Até que a função renal seja determinada, muita informação foi gerada e ainda está sendo. “Hoje já sabemos que o tempo de gestação desse roedor é de aproximadamente 21 dias. Sabemos também que o animal ingere em média 5 ml de água por dia e produz aproximadamente 3 ml de urina por dia. Os filhotes ficam com o corpo totalmente coberto por pelos após o quarto dia de vida. Com relação à função dos rins, já sabemos que eles produzem uma urina muito concentrada. Temos como perspectiva inicial realizar uma caracterização da função dos rins do ponto de vista funcional e morfológico, e, neste sentido, identificar as possíveis adaptações da função renal”, conta Jackson Menezes ao UFRJ Plural.
Dificuldades
Segundo Jackson Menezes, a principal dificuldade foi determinar as condições de temperatura, umidade do ar, oferta de alimento, de água, luminosidade do ambiente e o tempo dos períodos claro e escuro ótimos para a reprodução. O primeiro filhote nascido no biotério só aconteceu sete meses após a chegada dos três casais.
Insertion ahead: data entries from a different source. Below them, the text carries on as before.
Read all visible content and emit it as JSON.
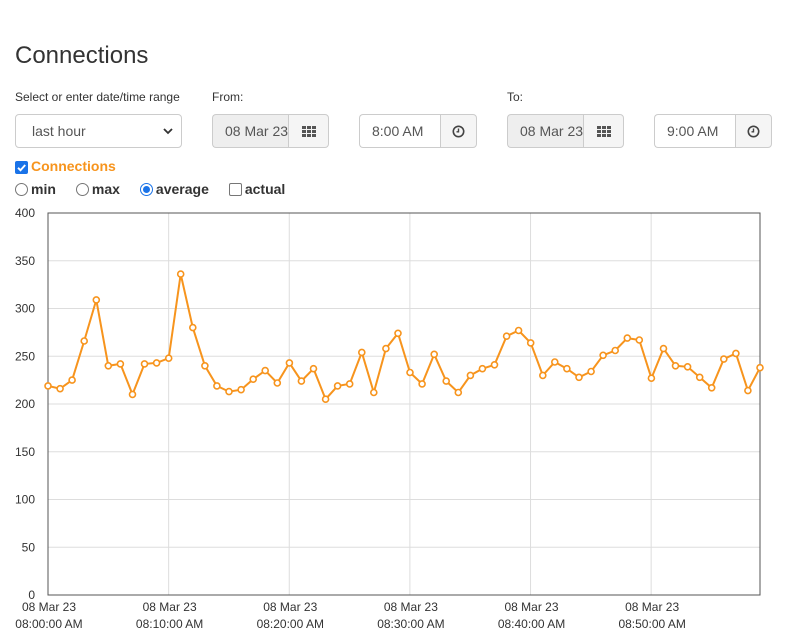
{
  "page": {
    "title": "Connections"
  },
  "range": {
    "label": "Select or enter date/time range",
    "value": "last hour"
  },
  "from": {
    "label": "From:",
    "date": "08 Mar 23",
    "time": "8:00 AM"
  },
  "to": {
    "label": "To:",
    "date": "08 Mar 23",
    "time": "9:00 AM"
  },
  "series_toggle": {
    "label": "Connections"
  },
  "modes": {
    "min": "min",
    "max": "max",
    "average": "average",
    "actual": "actual"
  },
  "icons": {
    "calendar": "calendar-grid-icon",
    "clock": "clock-icon",
    "caret": "chevron-down-icon"
  },
  "colors": {
    "series": "#f7941d",
    "grid": "#dddddd",
    "axis": "#555555"
  },
  "chart_data": {
    "type": "line",
    "title": "",
    "xlabel": "",
    "ylabel": "",
    "ylim": [
      0,
      400
    ],
    "yticks": [
      0,
      50,
      100,
      150,
      200,
      250,
      300,
      350,
      400
    ],
    "x_ticks": [
      {
        "date": "08 Mar 23",
        "time": "08:00:00 AM"
      },
      {
        "date": "08 Mar 23",
        "time": "08:10:00 AM"
      },
      {
        "date": "08 Mar 23",
        "time": "08:20:00 AM"
      },
      {
        "date": "08 Mar 23",
        "time": "08:30:00 AM"
      },
      {
        "date": "08 Mar 23",
        "time": "08:40:00 AM"
      },
      {
        "date": "08 Mar 23",
        "time": "08:50:00 AM"
      }
    ],
    "grid": true,
    "legend": "none",
    "series": [
      {
        "name": "Connections",
        "values": [
          219,
          216,
          225,
          266,
          309,
          240,
          242,
          210,
          242,
          243,
          248,
          336,
          280,
          240,
          219,
          213,
          215,
          226,
          235,
          222,
          243,
          224,
          237,
          205,
          219,
          221,
          254,
          212,
          258,
          274,
          233,
          221,
          252,
          224,
          212,
          230,
          237,
          241,
          271,
          277,
          264,
          230,
          244,
          237,
          228,
          234,
          251,
          256,
          269,
          267,
          227,
          258,
          240,
          239,
          228,
          217,
          247,
          253,
          214,
          238
        ]
      }
    ]
  }
}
Mas as dificuldades foram superadas e foi possível a reprodução com muito trabalho, segundo o pesquisador. "Tivemos que realizar muitos testes das condições da sala onde eles vivem. Testamos item por item, em um trabalho que nos proporcionou excelentes resultados. Hoje, não diria que conhecemos as condições ótimas de reprodução, mas conseguimos reproduzir o ratinho-goytacá em um ambiente de biotério”, revela.
Curiosidade
De acordo com o professor Pablo Gonçalves, Cerradomys goytaca é a única espécie de mamífero no Parque Nacional da Restinga de Jurubatiba, que vive exclusivamente na região mais árida da restinga, que consiste em uma formação aberta com ilhas de vegetação em meio ao solo arenoso. Além disso, a coloração de sua pelagem o camufla facilmente entre as folhas secas do interior das moitas de vegetação, uma característica adaptativa interessante contra a predação nesses ambientes.
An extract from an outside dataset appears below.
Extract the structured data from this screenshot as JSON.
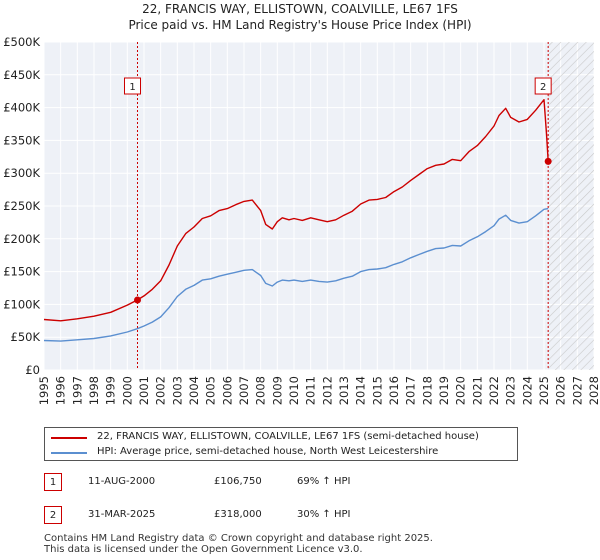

“Conversando com o professor Jackson, especialista em fisiologia renal, sobre essas características do ratinho-goitacá, decidimos iniciar uma investigação de outras possíveis peculiaridades fisiológicas da espécie ligadas à vida na restinga”, declara.
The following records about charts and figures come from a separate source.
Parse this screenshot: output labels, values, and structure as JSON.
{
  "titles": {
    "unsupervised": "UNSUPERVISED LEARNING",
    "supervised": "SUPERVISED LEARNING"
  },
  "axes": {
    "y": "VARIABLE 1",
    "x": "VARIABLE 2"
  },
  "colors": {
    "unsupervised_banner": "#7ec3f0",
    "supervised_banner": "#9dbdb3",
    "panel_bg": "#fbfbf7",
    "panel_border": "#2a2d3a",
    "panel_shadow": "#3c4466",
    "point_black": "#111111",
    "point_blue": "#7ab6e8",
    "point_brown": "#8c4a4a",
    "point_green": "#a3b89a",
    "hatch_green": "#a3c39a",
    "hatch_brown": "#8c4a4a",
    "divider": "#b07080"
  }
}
Outras pesquisas feitas em torno do animal
Atualmente, além dos estudos da função renal, estão sendo pesquisadas quais as melhores condições para a reprodução do animal em biotério, um estudo fundamental para que não necessite da coleta em seu hábitat natural. "Além disso, garantimos um reservatório da espécie que pode ser utilizado na recuperação de uma possível degradação ambiental que reduza muito o número desses roedores na natureza. Lembrando que esta é a primeira vez no mundo em que se mantém esse animal em ambiente de biotério por mais de dois anos, e com reprodução”, afirma Jackson Menezes.
Com relação à fisiologia renal, a equipe de pesquisadores está estudando neste momento a excreção urinária de solutos e de água. Com relação à reprodução, estão tentando determinar as fases do ciclo estral das fêmeas, que compreende a variação hormonal que elas apresentam ao longo de uma semana e que é fundamental para que ovule.
“Possuímos uma previsão de conclusão em janeiro de 2014, iniciaremos estudos para entender melhor a ingestão alimentar desses animais, ou seja, o quanto de cada nutriente é necessário para manter o ratinho-goitacá saudável. Além disso, iremos realizar estudos para caracterizar as funções cardiovascular, respiratória, gastrointestinal e endócrina”, diz Jackson.